Wer Carol Dwecks Idee von “Fixed vs. Growth Mindset” kennenlernen möchte, dem empfehle ich ihren TED-Talk “Der Glaube an die eigene Lernfähigkeit”.
https://www.ted.com/talks/carol_dweck_the_power_of_believing_that_you_can_improve/transcript?language=de
Wagen wir einen Ausblick: Welche Arbeitswelt erwartet unsere Kinder? Neues Arbeiten, Sinnstiftung, Agilität, Selbstorganisation – der Trend zu einer menschlicheren Arbeitswelt ist überall sichtbar und ich bin überzeugt, dass sie einen noch stärkeren Wandel in diese Richtung erleben wird.

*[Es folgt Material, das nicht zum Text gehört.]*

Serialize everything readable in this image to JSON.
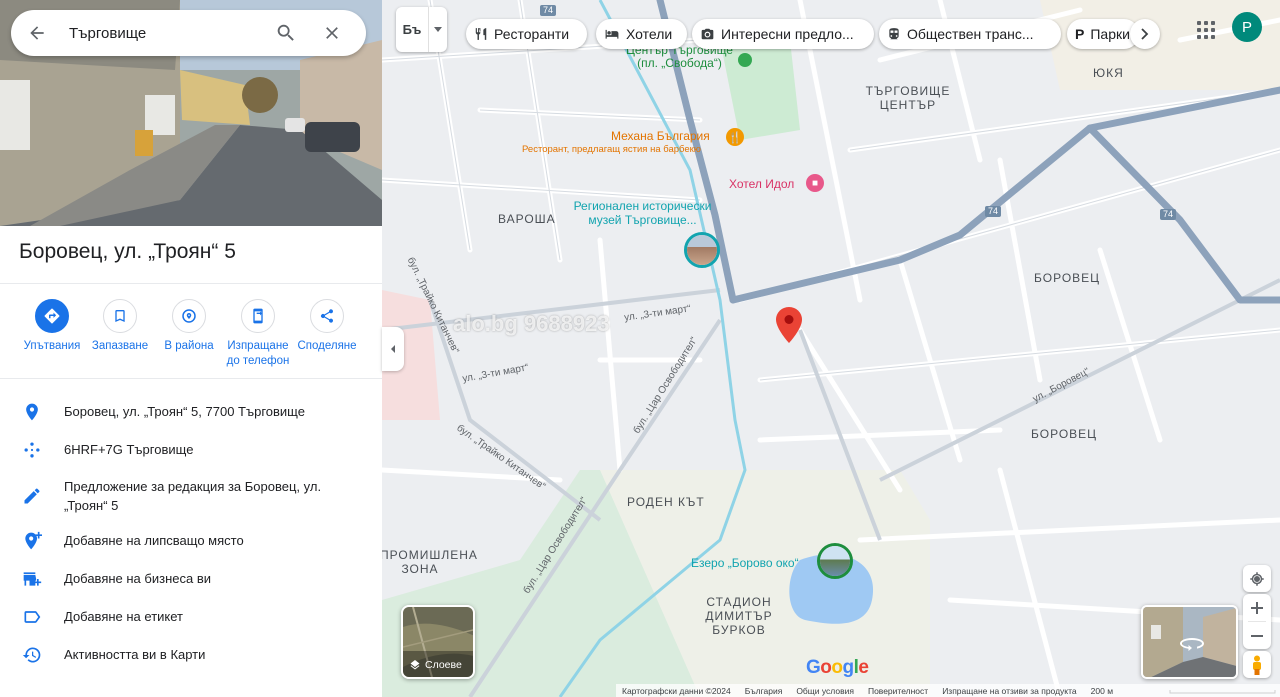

Auch bei borisgloger arbeiten wir selbstorganisiert und leben Offenheit und Transparenz. So geben wir uns Feedback nicht ausschließlich unter vier Augen hinter verschlossenen Türen, sondern eher transparent im Team. Wenn ich Feedback als eine wohlwollende Rückmeldung für meine Weiterentwicklung, als Chance zum Lernen verstehe, warum sollte ich mich damit verstecken?
Für meinen Sohn wünsche mir eine Lernumgebung, in der er diesen positiven Umgang mit Feedback (in der Schule eben auch in Form von Noten) erleben kann. Ich wünsche mir, dass in seiner Klassengemeinschaft über Stärken und Lernbereiche offen und transparent gesprochen wird. Denn es gibt nichts zu verstecken, wir sind alle keine eierlegenden Wollmilchsäue, sondern wertvoll mit unseren eigenen Stärken und Talenten!
Hast du dich als Elternteil wiedererkannt? Gelingt es dir gut, locker zu bleiben in punkto Schulleistung deiner Kinder? Ganz ehrlich, mir gelingt das nicht immer. Dieser Blog-Beitrag war natürlich auch ein Stück weit eine Botschaft an mich selbst. Daher freue ich mich über deine Erfahrungen und Tipps für einen gesunden Umgang mit Lernen, Leistung und Noten!